Our world population is increasing significantly resulting in a growing energy demand while the earth is running out if natural resources. This expanded energy demand directly affects climate change. Hence, there is an urgent need to move towards urban sustainability and to reduce our energy consumption. This calls upon a behavioral change in energy consumption by the individuals (i.e., citizens). Social comparison, in the form of comparative feedback on energy usage with others, appears to be a more effective approach to stimulate energy conservation and efficiency than temporal self-comparisons. But before we can motivate people to change their energy consumption behavior, we need to have a thorough understanding of which energy-consuming activities they perform and how these are performed. Thus, insights into the individual’s activities related to energy consumption should be gathered at a high-granular level.
Traditional sources of information about energy consumption, such as smart sensor devices and surveys, can be costly to set-up, may lack contextual information, have infrequent updates or are not publicly accessible. In this research, we propose to use user-generated content - and specifically, social media content - as a complementary source of information due to its rich and semantic nature. A huge amount of social media data is generated by hundreds of millions of people every day. These data sources are also publicly available and provide real-time data which is often tagged to space and time. Social media data also contains a lot of meta data, making it a good source for the recognition of energy-consuming activities performed by individuals.

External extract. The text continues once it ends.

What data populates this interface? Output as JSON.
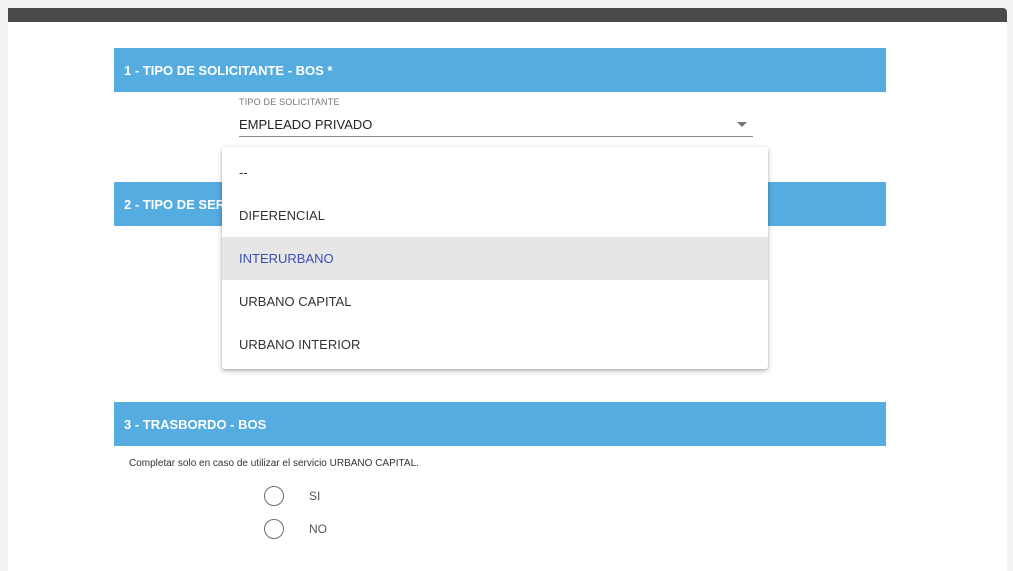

This thesis contributes the Social Smart Meter framework in order to meet the aim of automatically processing user-generated content for the description of energy-consuming activities, both at individual and group level. Four different categories of energy-consuming activities are distinguished: dwelling, food consumption, leisure, and mobility. To get a better understanding of the domain of energy-consuming activities, we contribute the Social Smart Meter Ontology (SSMO). This ontology forms the base for the data processing pipeline, which is developed in order to collect and enrich the data using several state-of-the-art techniques. Hereafter, the enriched data is classified to the different categories of energy-consuming activities using a dictionary- and rule-based approach, along with a classification confidence. To find ground truth and to evaluate the framework’s performance, a user-based evaluation approach was used.
Furthermore, we contribute a Web-based application to support the analyses at group (i.e., city and neighborhood) level. Case studies are performed for the cities of Amsterdam and Istanbul, for which 275K social media posts are collected. The aggregated results are analyzed, providing more insights into the energy-consuming activities identified in the collected social media content. The majority of the classified social media posts refers to leisure activities. In addition, by examining for each post whether there exists a (significant) distance to the previous post created by this user, many mobility activities are inferred.
The case studies also contribute to the evaluation and discussion of the framework’s performance; by analyzing its results, the framework’s adherence to reality was discussed. Based on our preliminary results, it seems that using user-generated content has great potential as a complementary source of information for identifying and describing energy-consuming activities that are not yet captured by traditional data sources.